Storm in a teacup: reponse to Stillman

Dr Paul Gardner

Dr Larry Stillman (‘Free Speech and Intercommunal Conflict’, Liberty News, Issue 3) doesn’t argue the case explicitly, but he seems to imply that the organised Jewish community reacted to the Seven Jewish Children play by seeking to stifle free speech. He offers no evidence to support such an implication. As far as I am aware, there were three forms of response to the play.

First, some members of the community commented critically about what they perceived as the anti-Israel bias in the play. Whether or not the play’s content can be considered as antisemitic — or as potentially promoting antisemitism — can be legitimately debated, but the critics did no more than exercise their freedom of speech. No one called for the play to be censored or banned.

Second, one major Jewish social welfare organisation withdrew its invitation to Miriam Margolyes to be a guest speaker at a function after it learned that she would be acting in the play. It took no action against the play itself.

Third, a group of Jews, mostly university students, took part in a peaceful demonstration outside the venue on the night of the play reading and handed out leaflets. They took no action other than exercising their right of freedom of expression and assembly. So what is Dr Stillman’s problem?

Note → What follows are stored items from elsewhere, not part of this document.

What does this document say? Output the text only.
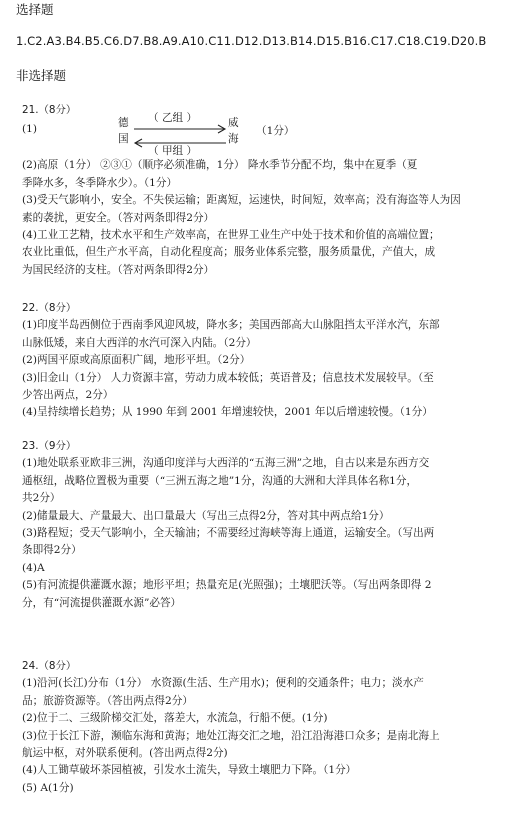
选择题
1.C2.A3.B4.B5.C6.D7.B8.A9.A10.C11.D12.D13.B14.D15.B16.C17.C18.C19.D20.B
非选择题
21.（8分）
(1)	德
国
威
海
（ 乙组 ）
（ 甲组 ）
（1分）
(2)高原（1分） ②③①（顺序必须准确，1分） 降水季节分配不均，集中在夏季（夏
季降水多，冬季降水少）。（1分）
(3)受天气影响小，安全。不失侯运输；距离短，运速快，时间短，效率高；没有海盗等人为因
素的袭扰，更安全。（答对两条即得2分）
(4)工业工艺精，技术水平和生产效率高，在世界工业生产中处于技术和价值的高端位置；
农业比重低，但生产水平高，自动化程度高；服务业体系完整，服务质量优，产值大，成
为国民经济的支柱。（答对两条即得2分）
22.（8分）
(1)印度半岛西侧位于西南季风迎风坡，降水多；美国西部高大山脉阻挡太平洋水汽，东部
山脉低矮，来自大西洋的水汽可深入内陆。（2分）
(2)两国平原或高原面积广阔，地形平坦。（2分）
(3)旧金山（1分） 人力资源丰富，劳动力成本较低；英语普及；信息技术发展较早。（至
少答出两点，2分）
(4)呈持续增长趋势；从 1990 年到 2001 年增速较快，2001 年以后增速较慢。（1分）
23.（9分）
(1)地处联系亚欧非三洲，沟通印度洋与大西洋的“五海三洲”之地，自古以来是东西方交
通枢纽，战略位置极为重要（“三洲五海之地”1分，沟通的大洲和大洋具体名称1分，
共2分）
(2)储量最大、产量最大、出口量最大（写出三点得2分，答对其中两点给1分）
(3)路程短；受天气影响小，全天输油；不需要经过海峡等海上通道，运输安全。（写出两
条即得2分）
(4)A
(5)有河流提供灌溉水源；地形平坦；热量充足(光照强)；土壤肥沃等。（写出两条即得 2
分，有“河流提供灌溉水源”必答）
24.（8分）
(1)沿河(长江)分布（1分） 水资源(生活、生产用水)；便利的交通条件；电力；淡水产
品；旅游资源等。（答出两点得2分）
(2)位于二、三级阶梯交汇处，落差大，水流急，行船不便。(1分)
(3)位于长江下游，濒临东海和黄海；地处江海交汇之地，沿江沿海港口众多；是南北海上
航运中枢，对外联系便利。(答出两点得2分)
(4)人工锄草破坏茶园植被，引发水土流失，导致土壤肥力下降。（1分）
(5) A(1分)
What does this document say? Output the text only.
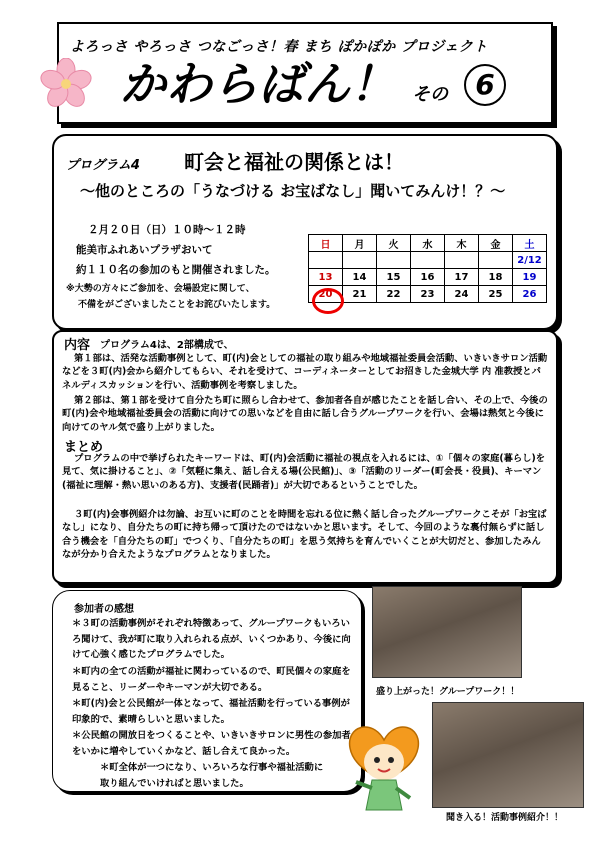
よろっさ やろっさ つなごっさ！春 まち ぽかぽか プロジェクト
かわらばん！ その 6
プログラム4 町会と福祉の関係とは！
～他のところの「うなづける お宝ばなし」聞いてみんけ！？～
２月２０日（日）１０時～１２時
能美市ふれあいプラザおいて
約１１０名の参加のもと開催されました。
※大勢の方々にご参加を、会場設定に関して、
不備をがございましたことをお詫びいたします。
日	月	火	水	木	金	土
						2/12
13	14	15	16	17	18	19
20	21	22	23	24	25	26
内容 プログラム4は、2部構成で、
第１部は、活発な活動事例として、町(内)会としての福祉の取り組みや地域福祉委員会活動、いきいきサロン活動などを３町(内)会から紹介してもらい、それを受けて、コーディネーターとしてお招きした金城大学 内 准教授とパネルディスカッションを行い、活動事例を考察しました。
第２部は、第１部を受けて自分たち町に照らし合わせて、参加者各自が感じたことを話し合い、その上で、今後の町(内)会や地域福祉委員会の活動に向けての思いなどを自由に話し合うグループワークを行い、会場は熱気と今後に向けてのヤル気で盛り上がりました。
まとめ
プログラムの中で挙げられたキーワードは、町(内)会活動に福祉の視点を入れるには、①「個々の家庭(暮らし)を見て、気に掛けること」、②「気軽に集え、話し合える場(公民館)」、③「活動のリーダー(町会長・役員)、キーマン(福祉に理解・熱い思いのある方)、支援者(民踊者)」が大切であるということでした。
３町(内)会事例紹介は勿論、お互いに町のことを時間を忘れる位に熱く話し合ったグループワークこそが「お宝ばなし」になり、自分たちの町に持ち帰って頂けたのではないかと思います。そして、今回のような裏付無らずに話し合う機会を「自分たちの町」でつくり、「自分たちの町」を思う気持ちを育んでいくことが大切だと、参加したみんなが分かり合えたようなプログラムとなりました。
参加者の感想
＊３町の活動事例がそれぞれ特徴あって、グループワークもいろいろ聞けて、我が町に取り入れられる点が、いくつかあり、今後に向けて心強く感じたプログラムでした。
＊町内の全ての活動が福祉に関わっているので、町民個々の家庭を見ること、リーダーやキーマンが大切である。
＊町(内)会と公民館が一体となって、福祉活動を行っている事例が印象的で、素晴らしいと思いました。
＊公民館の開放日をつくることや、いきいきサロンに男性の参加者をいかに増やしていくかなど、話し合えて良かった。
＊町全体が一つになり、いろいろな行事や福祉活動に取り組んでいければと思いました。
盛り上がった！グループワーク！！
聞き入る！活動事例紹介！！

Where is the justification for all those emotive words peppering his piece: ‘free speech’, ‘intercommunal conflict’, ‘pressure’, ‘lobby groups’, ‘very strong response’? Dr Stillman even draws on old and unrelated Greek/Macedonian conflicts to warn of ‘threats of violence’ to bolster his rather unsubstantiated position. The terms ‘straw man’ and ‘storm in a teacup’ come readily to mind.

Dr Gardner is a retired academic and a former chairman of the B’nai B’rith Anti-Defamation Commission.